Разворачивая машину, я посмотрела в зеркало. В свете фар на мгновение я встретилась с ним глазами. Там позади, мелькнула еле различимая фигура. Это был он. Луч света выхватил из темноты лежащий в траве у ног Витюши белый самолетик.

 

* * *

Через неделю я уже стоял и смотрел на свой новый дом. Это была свеженькая девятиэтажка со светлыми окнами, большими пролетами подъездов. Рядом с домом в разные стороны расходились асфальтовые дорожки, по одной шли люди, по другой ехали машины.

Обойдя дом вокруг, можно было выйти к рынку. Если пройти по крайнему ряду почти до конца – можно услышать голоса разных птиц, мяуканье, тихое поскуливание. Это птичий рынок. Мама притащила мне оттуда щенка.

Это было страшно и странно, но щенок оказался невообразимо похожим на Витюшу.

Мама чуткая. Она купила правильную собаку. Пес неподвижно сидел, прижав лохматые уши к большой черной голове, уже подросший щенок немецкой овчарки с черными, как будто застывшими, влажными глазами.

 

Идея была такая, что собака – она же друг человека. Она же друг вместо человека. Но это не так. Никакая собака, кошка, попугай или хомячок мне были уже не нужны. Витюша был теперь всегда со мной. Но собака все-таки осталась.

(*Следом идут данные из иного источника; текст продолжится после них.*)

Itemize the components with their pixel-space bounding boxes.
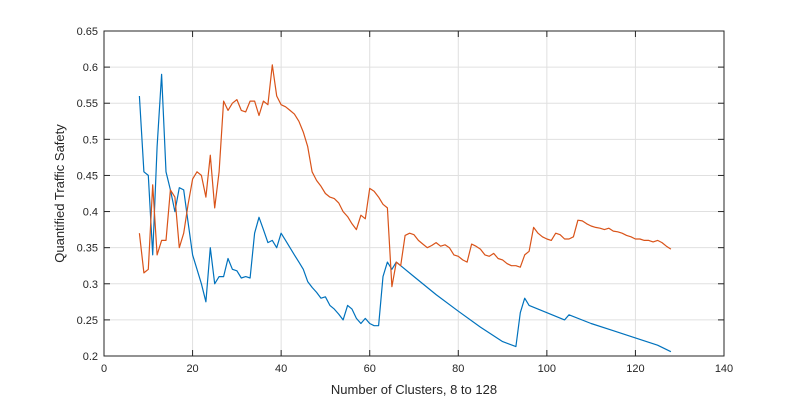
y-axis-label: Quantified Traffic Safety bbox=[52, 124, 67, 263]
y-tick-label: 0.6 bbox=[83, 62, 98, 74]
tick-labels: 0 20 40 60 80 100 120 140 0.2 0.25 0.3 0.35 0.4 0.45 0… bbox=[77, 26, 734, 375]
x-tick-label: 100 bbox=[538, 363, 556, 375]
y-tick-label: 0.2 bbox=[83, 351, 98, 363]
y-tick-label: 0.55 bbox=[77, 98, 98, 110]
y-tick-label: 0.65 bbox=[77, 26, 98, 38]
x-tick-label: 60 bbox=[364, 363, 376, 375]
y-tick-label: 0.25 bbox=[77, 315, 98, 327]
y-tick-label: 0.4 bbox=[83, 207, 98, 219]
x-tick-label: 40 bbox=[275, 363, 287, 375]
x-tick-label: 140 bbox=[715, 363, 733, 375]
x-axis-label: Number of Clusters, 8 to 128 bbox=[331, 382, 497, 397]
axis-ticks bbox=[103, 30, 725, 357]
x-tick-label: 0 bbox=[101, 363, 107, 375]
y-tick-label: 0.45 bbox=[77, 170, 98, 182]
plot-frame bbox=[103, 30, 725, 357]
x-tick-label: 120 bbox=[626, 363, 644, 375]
x-tick-label: 80 bbox=[452, 363, 464, 375]
y-tick-label: 0.3 bbox=[83, 279, 98, 291]
series-group bbox=[138, 64, 672, 353]
y-tick-label: 0.5 bbox=[83, 134, 98, 146]
series-line-2 bbox=[138, 64, 672, 288]
plot-area bbox=[104, 31, 724, 356]
series-line-1 bbox=[138, 73, 672, 353]
y-tick-label: 0.35 bbox=[77, 243, 98, 255]
x-tick-label: 20 bbox=[186, 363, 198, 375]
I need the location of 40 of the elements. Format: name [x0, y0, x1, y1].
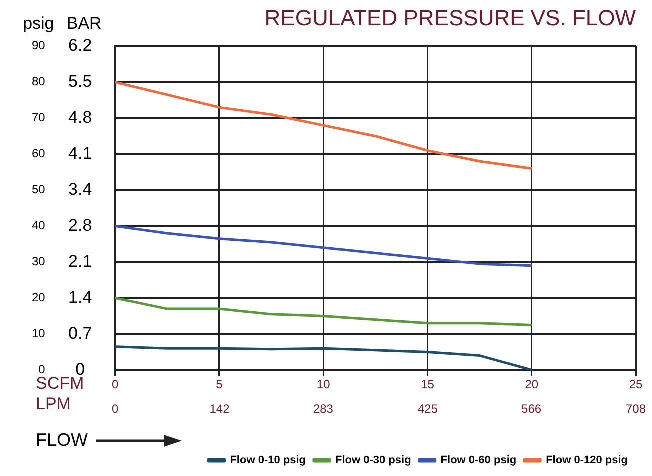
- y2-tick-label: 2.8: [68, 216, 92, 235]
- y2-tick-label: 5.5: [68, 72, 92, 92]
- x2-axis-title: LPM: [36, 394, 71, 414]
- x-tick-label: 15: [421, 378, 435, 392]
- y-tick-label: 0: [38, 362, 46, 377]
- y-tick-label: 20: [32, 290, 46, 305]
- y-tick-label: 60: [32, 146, 46, 161]
- y-tick-label: 10: [32, 326, 46, 341]
- chart-title: REGULATED PRESSURE VS. FLOW: [264, 5, 636, 30]
- y-tick-label: 50: [32, 182, 46, 197]
- y-tick-label: 80: [32, 74, 46, 89]
- x2-tick-label: 0: [112, 402, 120, 416]
- y2-tick-label: 2.1: [68, 252, 92, 271]
- text: FLOW: [36, 430, 88, 451]
- y2-tick-label: 0.7: [68, 324, 92, 343]
- x2-tick-label: 142: [210, 402, 230, 416]
- legend-label: Flow 0-120 psig: [546, 454, 628, 467]
- x-tick-label: 10: [316, 378, 331, 392]
- x-tick-label: 25: [629, 378, 643, 392]
- y2-tick-label: 4.8: [68, 108, 92, 128]
- y-axis-title: psig: [23, 14, 54, 34]
- x2-tick-label: 425: [418, 402, 438, 416]
- y-tick-label: 90: [32, 38, 46, 53]
- y2-axis-title: BAR: [66, 14, 102, 34]
- x-tick-label: 20: [525, 378, 539, 392]
- y-tick-label: 70: [32, 110, 46, 125]
- x-tick-label: 5: [216, 378, 224, 392]
- x-tick-label: 0: [112, 378, 120, 392]
- y2-tick-label: 1.4: [68, 288, 92, 307]
- y2-tick-label: 3.4: [68, 180, 92, 200]
- y-tick-label: 30: [32, 254, 46, 269]
- y2-tick-label: 4.1: [68, 144, 92, 164]
- x2-tick-label: 283: [313, 402, 334, 416]
- x2-tick-label: 708: [626, 402, 646, 416]
- legend-label: Flow 0-60 psig: [440, 454, 517, 467]
- y-tick-label: 40: [32, 218, 46, 233]
- y2-tick-label: 6.2: [68, 36, 92, 56]
- x2-tick-label: 566: [522, 402, 542, 416]
- legend-label: Flow 0-10 psig: [230, 454, 306, 467]
- legend-label: Flow 0-30 psig: [336, 454, 412, 467]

Я вырос. Собака состарилась.

Но я до сих пор часто прихожу сюда. Я прихожу вместе с собакой. Странно, но здесь ничего не изменилось. Время игнорирует это место – не трогает на всякий случай, ведь это его место. Место многоглазого четырехэтажного полуживого дракона. Дракона, которого мы победили.

Я смотрю на пустой двор. Ну, разве что сравнялась с землей песочница и разросся сиреневый куст. Я не заглядываю больше в окна. Мне нечего в них искать. Я давно уже его не боюсь. Он, конечно, переживет меня, но пока я еще здесь, он в моей власти, и я управляю им, а не наоборот. Мы управляем.

Я поднимаюсь наверх. Собака бегает по крыше, бросается на голубей. Ленивые, глупые – они медленно и шумно разлетаются в стороны.

Балки, мусор, набросанные деревяшки и железки. Я смотрю с крыши вниз.

Я вижу верхушки деревьев, зеленые пятна травы с проплешинами земли, асфальт у дома, чуть подальше – сирень, поломанную лавку.

Я часто так делаю. Просто стою на крыше, где со всех сторон меня окружает бесконечное синее небо. Я пускаю с крыши бумажные самолеты и слушаю, как кричат стрижи.